If you need to carefully remove the lashes for wintering with nets and trellises, this will not be easy. It is much easier to remove vines from cords, pins. It is convenient to install removable supports for clematis planted in a rose garden, which do not interfere with the shelter of roses and clematis. In any case, when planning the planting of clematis, you need to think about its support.

Consider several effective and fairly common options for using clematis in design.


Blue Light Clematis

Any vines, and especially clematis, greatly decorate the house, veranda, entrance to the house. You can put supports (gratings) along the wall at some distance from it, or stretch the mesh, cords to the wall, to the roof of the building.

It is very good if the combination of wall color and clematis flowers is thought out. Lattice walls, entwined with clematis, can fence off a patio, a seating area, a "green room". Very decorative arches with clematis or a combination of clematis and climbing roses.

A system of arches or a pergola can be made over the path leading to the house or gazebo. The gazebo, entwined with clematis and roses, looks very romantic. You can plant clematis and along the fence with an east, south or west exposure. It is very important to think over the viewpoints, viewpoints, i.e. the places from which clematis will look most advantageous, taking into account the direction of lighting, the distance to the clematis, its height.

We never consider planting plants separately from the whole garden, from its neighbors and companions. Planting companions solves many problems - this is the extension of decorativeness during the period when the main plant is not blooming, and the masking of imperfections, for example, the bare bottom of clematis, and the creation of harmonious or contrasting color combinations. It is important to respect the distance between plants and take into account the size and compatibility of the root systems.
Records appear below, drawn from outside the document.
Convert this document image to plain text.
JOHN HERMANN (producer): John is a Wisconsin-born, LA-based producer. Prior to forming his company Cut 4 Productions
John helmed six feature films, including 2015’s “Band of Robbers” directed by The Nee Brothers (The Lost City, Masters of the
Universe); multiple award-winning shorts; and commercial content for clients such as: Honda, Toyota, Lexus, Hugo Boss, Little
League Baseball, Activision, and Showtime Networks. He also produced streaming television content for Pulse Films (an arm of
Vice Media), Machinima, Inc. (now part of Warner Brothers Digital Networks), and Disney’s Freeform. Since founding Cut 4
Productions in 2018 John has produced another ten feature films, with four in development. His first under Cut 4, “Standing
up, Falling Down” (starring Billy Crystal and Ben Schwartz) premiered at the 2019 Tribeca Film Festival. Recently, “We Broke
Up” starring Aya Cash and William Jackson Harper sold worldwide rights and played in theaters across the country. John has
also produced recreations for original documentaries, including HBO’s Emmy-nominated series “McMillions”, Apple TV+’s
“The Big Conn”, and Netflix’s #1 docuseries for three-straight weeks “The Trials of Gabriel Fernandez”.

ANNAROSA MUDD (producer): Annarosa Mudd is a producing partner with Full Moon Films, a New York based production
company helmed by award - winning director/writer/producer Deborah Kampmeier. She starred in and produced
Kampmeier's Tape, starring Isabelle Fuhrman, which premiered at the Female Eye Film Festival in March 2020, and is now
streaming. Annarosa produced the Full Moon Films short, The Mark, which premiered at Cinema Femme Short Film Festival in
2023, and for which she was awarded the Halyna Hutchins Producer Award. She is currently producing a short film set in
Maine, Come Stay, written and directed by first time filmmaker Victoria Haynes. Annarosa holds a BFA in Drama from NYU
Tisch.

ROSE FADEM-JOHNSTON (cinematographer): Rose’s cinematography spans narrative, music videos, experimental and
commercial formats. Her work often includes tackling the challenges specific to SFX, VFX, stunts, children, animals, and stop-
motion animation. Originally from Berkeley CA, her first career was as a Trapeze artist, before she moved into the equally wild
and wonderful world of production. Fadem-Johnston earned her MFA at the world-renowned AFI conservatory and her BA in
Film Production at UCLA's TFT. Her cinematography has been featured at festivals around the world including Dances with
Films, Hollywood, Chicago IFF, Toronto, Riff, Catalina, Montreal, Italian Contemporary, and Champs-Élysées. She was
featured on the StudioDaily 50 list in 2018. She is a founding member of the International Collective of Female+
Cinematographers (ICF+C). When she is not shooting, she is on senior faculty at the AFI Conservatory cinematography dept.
Subject to the distances (at least 50 cm), clematis look very good in a company with roses, and options with roses of different groups are possible - climbing, scrubs, floribundas. Close enough to clematis, covering their foot, you can plant phlox, astilbe, other perennials with shallow roots, bulbous plants. Annuals are very convenient and even useful for clematis, especially marigolds and marigolds, which repel pests.

With well-chosen varieties of clematis, suitable design, following simple rules of agricultural technology, any gardener can make his garden even more beautiful.